Many of the victims’ stories remain silent, killed with their unidentified bodies destroyed without a trace. Among the victims were at least 200 members of Namibia’s liberation movement SWAPO (South West Africa People’s Organization), killed by lethal injection between 1979 and 1988. Several members of Renamo, Mozambique’s rebel movement, were also killed by lethal injection in 1983. Some, like the senior ANC’ leaders Pallo Jordan and Ronnie Kasrils, lived to tell the tale—twice—when assassinations by poisoned umbrellas and then a “modified” screwdriver, failed.
There was once the threat in the form of a baboon foetus—the likely result of animal experimentation—hung from a tree outside Desmond Tutu’s house, to discourage him from speaking out against the inhumanity of apartheid.

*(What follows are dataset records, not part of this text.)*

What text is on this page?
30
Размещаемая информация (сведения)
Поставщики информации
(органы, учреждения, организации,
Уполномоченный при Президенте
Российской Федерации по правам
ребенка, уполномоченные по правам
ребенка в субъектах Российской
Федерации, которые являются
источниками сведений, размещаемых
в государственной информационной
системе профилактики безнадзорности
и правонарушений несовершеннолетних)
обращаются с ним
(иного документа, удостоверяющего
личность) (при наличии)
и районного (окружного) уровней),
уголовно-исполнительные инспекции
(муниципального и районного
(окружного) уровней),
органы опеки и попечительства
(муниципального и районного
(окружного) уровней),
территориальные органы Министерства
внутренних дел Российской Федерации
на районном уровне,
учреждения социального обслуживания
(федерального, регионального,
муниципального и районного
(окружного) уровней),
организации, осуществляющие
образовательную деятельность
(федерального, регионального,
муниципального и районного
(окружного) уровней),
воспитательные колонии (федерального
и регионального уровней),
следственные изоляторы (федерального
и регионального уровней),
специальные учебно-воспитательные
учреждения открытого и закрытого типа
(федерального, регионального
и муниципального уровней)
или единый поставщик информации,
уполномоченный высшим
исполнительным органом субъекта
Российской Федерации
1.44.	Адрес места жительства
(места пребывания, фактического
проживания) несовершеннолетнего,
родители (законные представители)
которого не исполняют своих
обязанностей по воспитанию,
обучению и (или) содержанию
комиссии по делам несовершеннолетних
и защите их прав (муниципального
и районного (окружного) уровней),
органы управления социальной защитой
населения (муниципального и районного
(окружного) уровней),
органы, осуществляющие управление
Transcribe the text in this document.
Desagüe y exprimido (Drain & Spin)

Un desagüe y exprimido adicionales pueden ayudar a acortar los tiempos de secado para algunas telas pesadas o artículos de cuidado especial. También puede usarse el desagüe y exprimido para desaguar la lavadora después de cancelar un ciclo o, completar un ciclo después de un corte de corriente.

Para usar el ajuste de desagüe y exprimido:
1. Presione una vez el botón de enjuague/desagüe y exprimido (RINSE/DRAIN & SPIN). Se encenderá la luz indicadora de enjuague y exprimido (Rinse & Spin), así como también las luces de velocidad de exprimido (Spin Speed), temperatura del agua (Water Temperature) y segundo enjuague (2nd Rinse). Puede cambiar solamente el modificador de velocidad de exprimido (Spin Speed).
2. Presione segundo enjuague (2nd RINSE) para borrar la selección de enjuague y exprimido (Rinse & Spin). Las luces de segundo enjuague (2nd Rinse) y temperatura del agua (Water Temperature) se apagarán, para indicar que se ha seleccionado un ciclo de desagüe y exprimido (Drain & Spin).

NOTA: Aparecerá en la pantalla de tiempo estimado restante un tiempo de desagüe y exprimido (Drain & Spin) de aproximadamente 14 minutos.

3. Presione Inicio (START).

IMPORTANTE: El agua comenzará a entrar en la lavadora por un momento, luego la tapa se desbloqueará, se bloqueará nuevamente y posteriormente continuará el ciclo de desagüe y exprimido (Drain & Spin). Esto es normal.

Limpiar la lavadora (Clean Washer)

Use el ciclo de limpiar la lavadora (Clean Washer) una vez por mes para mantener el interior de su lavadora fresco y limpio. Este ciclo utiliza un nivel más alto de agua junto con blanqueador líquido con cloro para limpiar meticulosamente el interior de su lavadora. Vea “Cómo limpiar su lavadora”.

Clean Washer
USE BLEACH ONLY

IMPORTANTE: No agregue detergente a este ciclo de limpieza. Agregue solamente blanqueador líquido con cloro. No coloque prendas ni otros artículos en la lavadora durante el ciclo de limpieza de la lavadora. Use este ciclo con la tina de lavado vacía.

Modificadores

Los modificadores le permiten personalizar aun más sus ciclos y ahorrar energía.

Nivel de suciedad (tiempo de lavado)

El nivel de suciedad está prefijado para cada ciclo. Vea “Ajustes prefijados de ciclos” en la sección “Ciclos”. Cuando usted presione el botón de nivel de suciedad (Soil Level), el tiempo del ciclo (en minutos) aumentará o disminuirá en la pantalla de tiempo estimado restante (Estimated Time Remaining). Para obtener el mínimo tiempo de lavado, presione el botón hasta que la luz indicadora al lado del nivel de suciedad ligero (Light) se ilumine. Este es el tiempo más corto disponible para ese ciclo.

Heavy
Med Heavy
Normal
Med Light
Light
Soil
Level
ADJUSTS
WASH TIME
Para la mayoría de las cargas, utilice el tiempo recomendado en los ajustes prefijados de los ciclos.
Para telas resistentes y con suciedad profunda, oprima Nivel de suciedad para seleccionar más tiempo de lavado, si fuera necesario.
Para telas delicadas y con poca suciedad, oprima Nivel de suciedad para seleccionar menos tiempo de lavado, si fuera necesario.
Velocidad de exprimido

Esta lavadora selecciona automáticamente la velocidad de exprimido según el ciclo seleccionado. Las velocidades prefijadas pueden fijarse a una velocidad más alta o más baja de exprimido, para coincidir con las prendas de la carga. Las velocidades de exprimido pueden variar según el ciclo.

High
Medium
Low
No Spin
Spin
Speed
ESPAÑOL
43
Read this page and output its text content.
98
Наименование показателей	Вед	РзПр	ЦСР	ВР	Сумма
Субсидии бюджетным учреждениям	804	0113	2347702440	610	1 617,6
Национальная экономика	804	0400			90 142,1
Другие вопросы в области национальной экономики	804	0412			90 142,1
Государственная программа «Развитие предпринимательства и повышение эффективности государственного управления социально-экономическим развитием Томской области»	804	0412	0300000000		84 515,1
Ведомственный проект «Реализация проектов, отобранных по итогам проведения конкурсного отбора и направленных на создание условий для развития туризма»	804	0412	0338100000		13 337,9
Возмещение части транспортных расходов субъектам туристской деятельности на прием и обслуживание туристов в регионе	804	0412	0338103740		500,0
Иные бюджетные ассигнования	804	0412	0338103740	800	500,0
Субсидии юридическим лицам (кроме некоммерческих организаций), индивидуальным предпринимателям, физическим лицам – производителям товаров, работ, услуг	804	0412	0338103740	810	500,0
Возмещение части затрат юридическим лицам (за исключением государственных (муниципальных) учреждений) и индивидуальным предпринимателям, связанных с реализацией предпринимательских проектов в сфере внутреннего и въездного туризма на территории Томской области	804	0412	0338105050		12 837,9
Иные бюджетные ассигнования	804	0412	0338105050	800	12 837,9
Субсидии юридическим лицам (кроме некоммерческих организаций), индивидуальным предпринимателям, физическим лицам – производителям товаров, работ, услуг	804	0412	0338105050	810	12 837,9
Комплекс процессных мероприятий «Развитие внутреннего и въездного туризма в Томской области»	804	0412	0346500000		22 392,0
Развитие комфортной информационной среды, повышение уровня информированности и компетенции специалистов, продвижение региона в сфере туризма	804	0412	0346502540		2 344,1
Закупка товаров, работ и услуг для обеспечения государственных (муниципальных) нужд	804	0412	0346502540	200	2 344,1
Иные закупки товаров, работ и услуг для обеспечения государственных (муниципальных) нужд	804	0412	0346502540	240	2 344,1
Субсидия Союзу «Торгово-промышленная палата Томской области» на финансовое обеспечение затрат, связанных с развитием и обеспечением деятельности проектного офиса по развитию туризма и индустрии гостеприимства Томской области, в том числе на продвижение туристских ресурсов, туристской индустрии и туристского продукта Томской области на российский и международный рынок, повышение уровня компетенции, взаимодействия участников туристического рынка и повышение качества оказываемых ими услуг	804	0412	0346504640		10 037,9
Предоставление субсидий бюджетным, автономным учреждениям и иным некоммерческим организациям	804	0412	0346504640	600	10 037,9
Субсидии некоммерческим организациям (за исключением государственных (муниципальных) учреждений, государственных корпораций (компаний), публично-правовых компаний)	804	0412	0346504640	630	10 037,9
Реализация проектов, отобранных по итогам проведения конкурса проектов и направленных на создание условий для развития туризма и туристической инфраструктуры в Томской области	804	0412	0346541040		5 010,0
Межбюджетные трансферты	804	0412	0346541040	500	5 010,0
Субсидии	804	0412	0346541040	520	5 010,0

But there’s still so much we don’t know.
According to one of the its curators, Dr Chandre Gould, the exhibition was “undertaken in the spirit of investigating the possibilities and challenges for understanding ourselves in relation to the past,” according to the Nelson Mandela Foundation.
Despite the changes that have taken place in South Africa with the end of apartheid, there are a striking number of parallels between then and now regarding how violence is justified and power is concealed.
Poisoned Pasts asks whether our tainted yesterdays are finding expression now in the silences created by the practices of diplomacy, politics and science, and in other disturbing and unsettling ways.
Still to this day, Project Coast remains largely shrouded – and we have got to ask ourselves why.